I thought if I put it up on the counter I could do the things I needed to do — open the box, pull out the bag, and transfer the important information, like the proportions and the calendar progress, the date I opened it and all the nerdy things you would write on a bag of cat food. I don’t know why I thought I could do it on the counter unimpeded, since the cats spent most of their time on it despite by wishes.

I put the box, including the food and Poseidon, on the floor and pulled the bag out from under him. He was fine with it. Back on the counter went the bag. And up to the counter came Phoebe.

Who could write on a bag in permanent marker around a face like that?

Chewy, which has been dependable throughout, has text printed on the box encouraging you to keep the cardboard, because cats like boxes. We’ve got plenty of boxes around the house, thank you very much, Chewy. We will recycle it, though.
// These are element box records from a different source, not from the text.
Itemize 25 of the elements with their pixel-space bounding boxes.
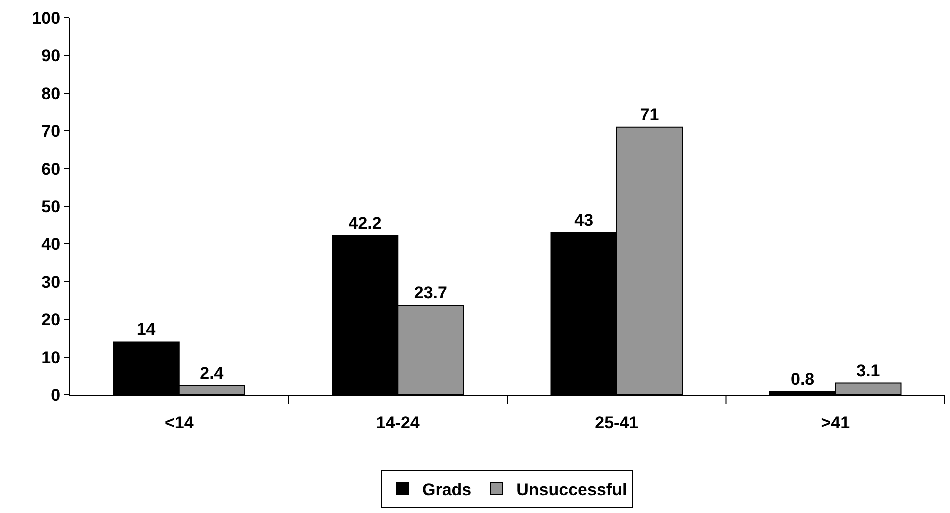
x-tick-label: 14-24 xyxy=(376,413,420,432)
y-tick-label: 90 xyxy=(42,46,61,66)
legend-label: Grads xyxy=(422,480,472,500)
data-label: 3.1 xyxy=(856,361,880,380)
y-tick-label: 100 xyxy=(32,8,61,28)
x-tick-label: <14 xyxy=(164,413,194,432)
y-tick-label: 50 xyxy=(42,197,61,216)
data-label: 23.7 xyxy=(414,284,448,303)
y-tick-label: 20 xyxy=(42,310,61,330)
data-label: 42.2 xyxy=(348,214,382,233)
data-label: 0.8 xyxy=(790,370,815,389)
data-label: 43 xyxy=(574,210,594,230)
data-label: 71 xyxy=(640,105,660,124)
y-tick-label: 30 xyxy=(42,272,61,292)
y-tick-label: 10 xyxy=(42,348,61,368)
y-tick-label: 0 xyxy=(51,386,61,405)
y-tick-label: 60 xyxy=(42,160,61,179)
x-tick-label: 25-41 xyxy=(595,413,639,432)
x-tick-label: >41 xyxy=(821,413,850,432)
data-label: 2.4 xyxy=(200,364,224,383)
y-tick-label: 80 xyxy=(42,84,61,104)
y-tick-label: 70 xyxy=(42,122,61,142)
legend-label: Unsuccessful xyxy=(516,480,628,500)
data-label: 14 xyxy=(136,320,156,340)
y-tick-label: 40 xyxy=(42,235,61,254)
Today is the anniversary of the beginning of our engagement. It was twelve years ago today that we were under Our Tree in Savannah, the same place we spent a day on our first trip and the place we return on every visit. (We were supposed to visit again this spring, alas.) The next year we got married just across the street. I asked her if she would like to have more adventures with me.

And we’ve had great adventures, every day! And still plenty more to come. There’s tomorrow, and Wednesday and Thursday and that’s just the normal, daily stuff. Most times, those are the best adventures of all.